To analyse the cytotoxic and antiproliferative effect of methotrexate (MTX) and fluorouracil (5‐FU) in vitro on fibroblasts, retinal pigment epithelial (RPE) and photoreceptor cells as an adjunct for reducing the incidence of proliferative vitreoretinopathy (PVR) after rhegmatogenous retinal detachment surgery.
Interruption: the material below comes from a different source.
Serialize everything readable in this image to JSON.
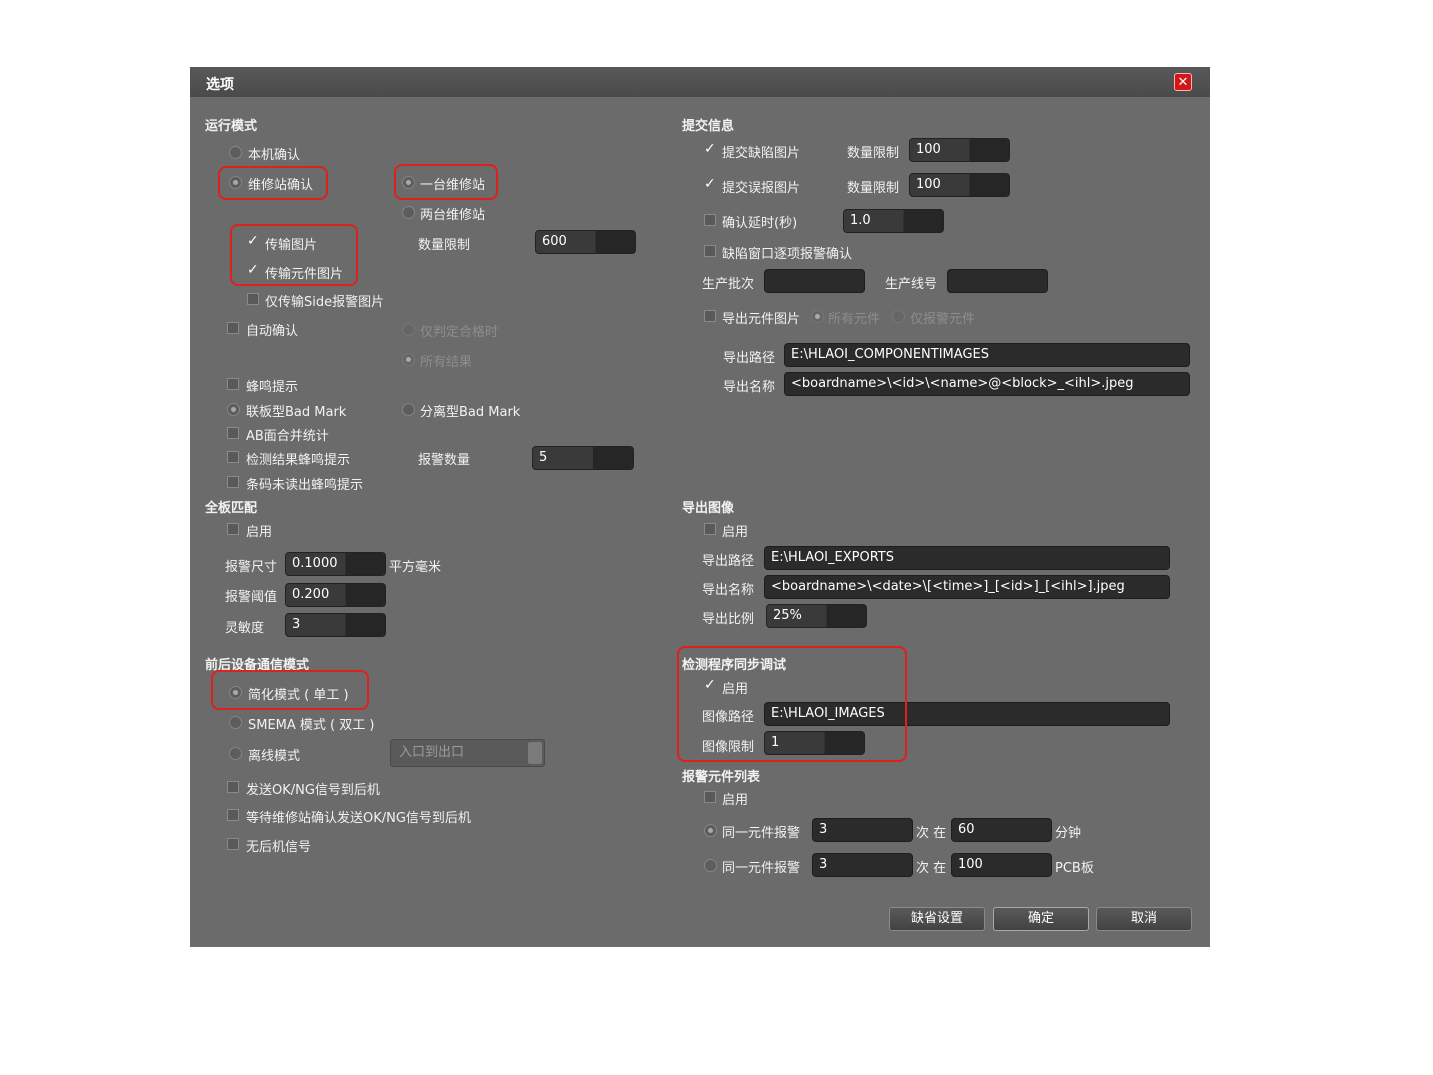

Methotrexate and 5‐FU were dissolved separately in balanced salt solution (BSS) with concentrations ranging from 0–8000 µg/ml and 0–4000 µg/ml, respectively. All solutions were analysed in terms of pH and osmolarity and applied for 1 h to fibroblasts (BJ), RPE (ARPE‐19) and photoreceptor (661W) cell lines adherently cultivated in 96‐well cell culture plates (10 000 cells/well). 24 h after incubation, the proliferative (BrdU), metabolic (CellTiter‐Glo) and apoptotic (Caspase 3/7) activity of the cells were examined in vitro.
5‐FU had an antiproliferative effect on BJ and ARPE‐19 cells starting from low concentrations (2 µg/ml). However, the viability of 661W cells decreased and apoptosis was induced with increasing 5‐FU concentration. In contrast, MTX up to a concentration of 266 µg/ml did neither result in a significant loss of viability nor in increased caspase 3/7 activity of BJ, ARPE‐19 and 661W cells and inhibited the proliferation of ARPE‐19 already at low concentrations starting from 8 µg/ml.
Methotrexate dissolved in BSS is biocompatible up to a concentration of 266 µg/ml and may act as an intraoperative rinse solution to inhibit RPE proliferation in PVR‐diseased eyes. Contrary, the use of 5‐FU within the posterior segment of the eye is limited by its cell‐damaging effect on photoreceptor cells.